Message 285 of 410 (459424)
03-07-2008 8:06 AM
Reply to: Message 280 by ICANT
03-06-2008 7:42 PM


Re: Re-Inflation
Hi ICANT,
If you're saying that all the kinks in the theories explaining the Big Bang haven't been ironed out yet, I think cosmologists everywhere would agree with you. That's why it's an incredibly active area of research.
Discussion in this thread has recently shifted from the topic to your approach to discussion, and I'm finding it very difficult to avoid doing the same thing. The common theme running throughout this thread isn't any cosmological issue, but your inability to put into proper context anything that you read about cosmological issues, and your resistance to having your misconceptions corrected.

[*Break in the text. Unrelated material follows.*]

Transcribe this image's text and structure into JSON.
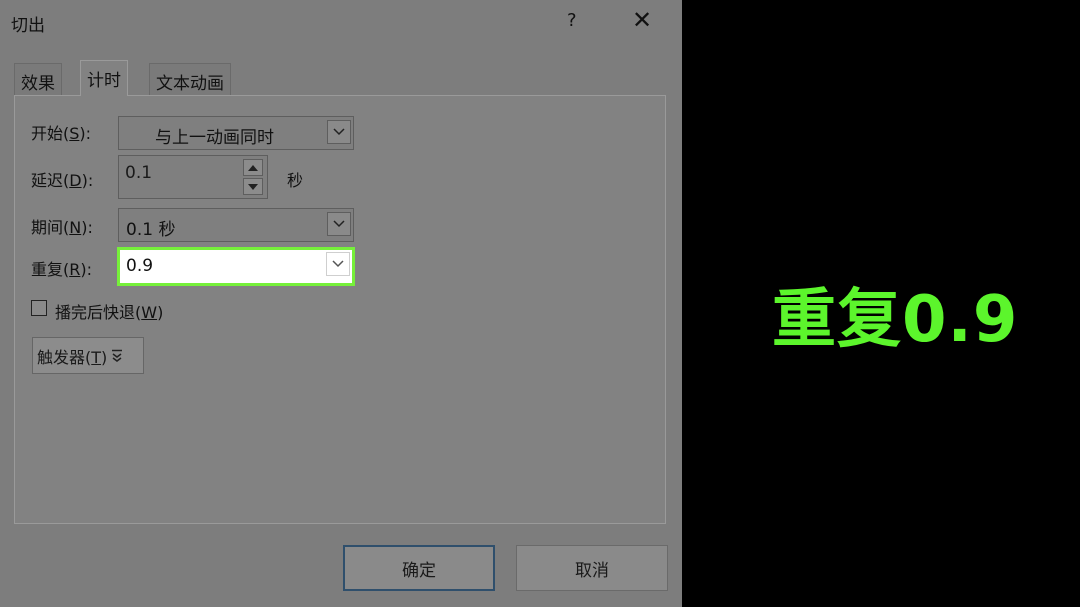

Let me provide an example. In your last post you confused the scale at which the universe should appear "homogeneous and isotropic", which is very large, with the much tinier scale of clumps of galaxies and the dark matter which influences their structure. Dark matter wasn't proposed to explain the large scale structure of the universe, but to explain why on a much, much smaller scale that spinning galaxies don't fly apart. Where dark matter fits into the large scale structure of the universe isn't something that we understand much about at this time.
Everybody can stick their head in the sand if they want to but there are problems with the BBT that need to be addressed.

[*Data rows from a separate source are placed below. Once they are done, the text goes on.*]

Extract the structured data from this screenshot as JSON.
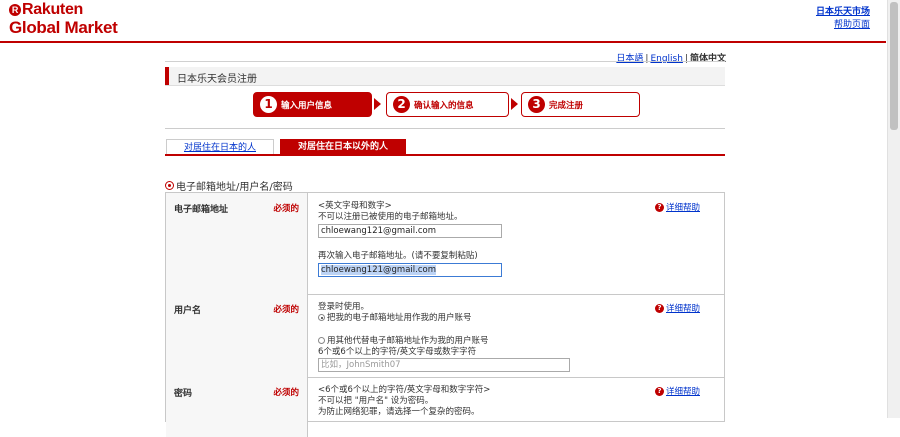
{
  "logo": {
    "line1": "Rakuten",
    "line2": "Global Market",
    "mark": "R"
  },
  "top_links": {
    "market": "日本乐天市场",
    "help": "帮助页面"
  },
  "languages": {
    "ja": "日本語",
    "en": "English",
    "sep": "|",
    "zh": "简体中文"
  },
  "page_title": "日本乐天会员注册",
  "steps": [
    {
      "num": "1",
      "label": "输入用户信息"
    },
    {
      "num": "2",
      "label": "确认输入的信息"
    },
    {
      "num": "3",
      "label": "完成注册"
    }
  ],
  "tabs": {
    "japan": "对居住在日本的人",
    "overseas": "对居住在日本以外的人"
  },
  "section_title": "电子邮箱地址/用户名/密码",
  "required_label": "必须的",
  "help_label": "详细帮助",
  "email": {
    "label": "电子邮箱地址",
    "hint1": "<英文字母和数字>",
    "hint2": "不可以注册已被使用的电子邮箱地址。",
    "value": "chloewang121@gmail.com",
    "confirm_hint": "再次输入电子邮箱地址。(请不要复制粘贴)",
    "confirm_value": "chloewang121@gmail.com"
  },
  "username": {
    "label": "用户名",
    "hint": "登录时使用。",
    "option1": "把我的电子邮箱地址用作我的用户账号",
    "option2": "用其他代替电子邮箱地址作为我的用户账号",
    "rule": "6个或6个以上的字符/英文字母或数字字符",
    "placeholder": "比如，JohnSmith07"
  },
  "password": {
    "label": "密码",
    "hint1": "<6个或6个以上的字符/英文字母和数字字符>",
    "hint2": "不可以把 \"用户名\" 设为密码。",
    "hint3": "为防止网络犯罪，请选择一个复杂的密码。"
  },
  "colors": {
    "brand_red": "#bf0000",
    "link_blue": "#0033cc"
  }
}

But no one's sticking their heads in the sand. The shortcomings of current theory are written about all the time. Popularization after cosmological popularization appear in the bookstores because laypeople are fascinated by the issues and problems. A number of them sit next to me on my bookshelf.
It may be that your unfamiliarity with science combined with discovering that science doesn't know everything and that there are significant unanswered scientific questions is causing you conclude that something's rotten in Denmark. Well, good luck finding the rotten core of an effort that is only asking the question, "How do we explain what we find in the cosmos?"
You're taking a shotgun approach where you raise a few questions, then you ignore the answers and raise a few different questions, and you never stay focused long enough on any one issue to understand it. I suggest you slow down and attempt to understand each issue before moving on. For example, you could spend more time on the "homogeneous/isotropic at large scales" issue and learn why it isn't directly related to dark matter.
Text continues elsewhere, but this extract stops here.